Friday, March 20, 2009

Before I stand up to my feet, before I begin to feel this weak, satisfy me Lord- Tenth Avenue North

One morning as I was making my way to school, I saw two boys standing together with their school uniforms on and bags attached to their backs. One boy looked down admiringly at the other. Chiefly looking at…his socks. Now both of the boys had white socks that were adorned with a blue stripe at the top. The taller of the two, the one admiring the other child’s socks, proceeded to bend down and attempt to hoist up his own socks. The shorter child’s socks where hiked way up, practically knee-highs. Perhaps the taller lad thought that the other boy’s socks were the correct height. His socks were, after all, only sticking out a few inches from his slightly polished black dress shoes. He seemed to try desperately to yank his own socks. What he failed to realize is that no matter how hard he tried, that was the highest his socks were going to go. His socks were not designed to go any higher- the most that was going to happen was that they might stretch, then in the end wind up sagging.
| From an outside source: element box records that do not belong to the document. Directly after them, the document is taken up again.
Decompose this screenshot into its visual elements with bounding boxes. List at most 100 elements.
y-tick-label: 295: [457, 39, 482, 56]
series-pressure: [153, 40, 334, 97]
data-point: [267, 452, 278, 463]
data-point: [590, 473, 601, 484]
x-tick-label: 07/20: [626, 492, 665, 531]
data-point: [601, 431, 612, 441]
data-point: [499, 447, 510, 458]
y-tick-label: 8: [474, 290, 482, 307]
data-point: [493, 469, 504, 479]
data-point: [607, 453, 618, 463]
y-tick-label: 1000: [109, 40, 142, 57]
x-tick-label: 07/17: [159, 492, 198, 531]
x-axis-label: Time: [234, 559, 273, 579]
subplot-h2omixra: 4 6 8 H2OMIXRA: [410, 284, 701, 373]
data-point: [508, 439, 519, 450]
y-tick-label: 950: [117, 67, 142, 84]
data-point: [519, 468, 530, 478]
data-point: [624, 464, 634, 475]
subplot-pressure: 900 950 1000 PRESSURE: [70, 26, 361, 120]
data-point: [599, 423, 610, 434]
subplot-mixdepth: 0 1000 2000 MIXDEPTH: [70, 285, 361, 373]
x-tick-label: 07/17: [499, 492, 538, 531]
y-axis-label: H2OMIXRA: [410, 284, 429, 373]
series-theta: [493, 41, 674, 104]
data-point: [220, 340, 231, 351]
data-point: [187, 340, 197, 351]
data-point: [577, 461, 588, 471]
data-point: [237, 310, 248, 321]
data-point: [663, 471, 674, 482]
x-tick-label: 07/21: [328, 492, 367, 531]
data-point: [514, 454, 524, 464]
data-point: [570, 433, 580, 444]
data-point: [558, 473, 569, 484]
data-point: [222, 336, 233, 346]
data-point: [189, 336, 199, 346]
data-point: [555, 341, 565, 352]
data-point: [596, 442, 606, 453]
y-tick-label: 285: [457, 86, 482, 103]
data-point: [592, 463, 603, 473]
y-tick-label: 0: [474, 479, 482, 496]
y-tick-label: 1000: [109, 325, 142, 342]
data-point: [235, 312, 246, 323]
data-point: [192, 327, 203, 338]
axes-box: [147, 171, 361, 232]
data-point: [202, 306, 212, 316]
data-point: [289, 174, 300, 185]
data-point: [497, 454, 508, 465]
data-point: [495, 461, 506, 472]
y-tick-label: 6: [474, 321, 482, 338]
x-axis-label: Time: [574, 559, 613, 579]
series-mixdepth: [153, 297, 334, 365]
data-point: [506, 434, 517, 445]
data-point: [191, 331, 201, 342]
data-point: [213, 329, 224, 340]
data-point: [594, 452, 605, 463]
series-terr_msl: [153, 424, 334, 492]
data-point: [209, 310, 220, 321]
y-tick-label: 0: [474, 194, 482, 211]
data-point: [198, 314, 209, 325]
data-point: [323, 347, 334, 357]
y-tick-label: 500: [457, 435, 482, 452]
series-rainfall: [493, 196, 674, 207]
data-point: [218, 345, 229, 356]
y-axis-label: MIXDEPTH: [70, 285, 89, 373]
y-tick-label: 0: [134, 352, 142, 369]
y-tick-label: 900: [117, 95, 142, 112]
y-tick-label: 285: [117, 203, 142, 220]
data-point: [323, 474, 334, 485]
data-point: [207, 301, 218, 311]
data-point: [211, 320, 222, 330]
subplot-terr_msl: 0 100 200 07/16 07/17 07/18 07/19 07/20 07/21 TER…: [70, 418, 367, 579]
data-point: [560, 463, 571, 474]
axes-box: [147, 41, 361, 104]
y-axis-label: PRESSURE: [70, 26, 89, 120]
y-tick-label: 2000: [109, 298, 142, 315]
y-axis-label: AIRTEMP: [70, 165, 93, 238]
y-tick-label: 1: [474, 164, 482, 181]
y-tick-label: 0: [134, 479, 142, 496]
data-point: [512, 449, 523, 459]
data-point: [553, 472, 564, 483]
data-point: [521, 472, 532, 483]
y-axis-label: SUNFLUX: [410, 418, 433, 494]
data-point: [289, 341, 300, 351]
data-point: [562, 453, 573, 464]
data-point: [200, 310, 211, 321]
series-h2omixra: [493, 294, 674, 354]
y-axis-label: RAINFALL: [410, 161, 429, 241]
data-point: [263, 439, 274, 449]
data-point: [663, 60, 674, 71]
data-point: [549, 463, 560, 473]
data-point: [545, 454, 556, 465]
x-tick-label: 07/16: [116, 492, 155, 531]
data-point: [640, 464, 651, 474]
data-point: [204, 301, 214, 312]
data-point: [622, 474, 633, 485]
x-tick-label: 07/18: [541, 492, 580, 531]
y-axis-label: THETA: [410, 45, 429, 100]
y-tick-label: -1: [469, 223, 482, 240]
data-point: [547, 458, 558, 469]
I feel like that is something we do a lot in life. Not tug up socks per say, but try to do things that we are not designed to do. I’m not saying that we shouldn’t try our best, the Bible says that what ever we do, we should do it as if we are doing it for the Lord. However, sometimes we continue trying something that just isn’t meant to be. We all have our own gifts and talents. Just like I am gifted as a teacher, a singer, and possibly a photographer. I may use these talents to the best of my ability and sometimes not be satisfied in who I am. I get jealous of the people around me who converse so easily with teenagers. I am envious of people who are witty and come up with funny things to say to a perfect stranger. What I’ve got to realize is, is that I am not designed to be that person. Though the ever-famous Pride and Prejudice would tell me that it’s something I have to practice to get down to an art. My mind just doesn’t work that way, just as my body is not designed to jump long distances or allow my hair to hold curl. What is the use of trying to change something that is not meant to be? Right now I am sitting in bed and looking up at my wall where there is an orange piece of construction paper hanging. It reads “Satisfy us in the morning with your unfailing LOVE, that we may sing for joy and be glad all of our days.” Psalm 90:14. The purpose of me adorning my wall so is in the hopes that every morning when I wake up, I will be reminded of who allows me to rise. But that verse speaks to me more than that. It tells me to allow God to satisfy me in all that he has made me to be. I will sing for joy, for Christ has orchestrated it so!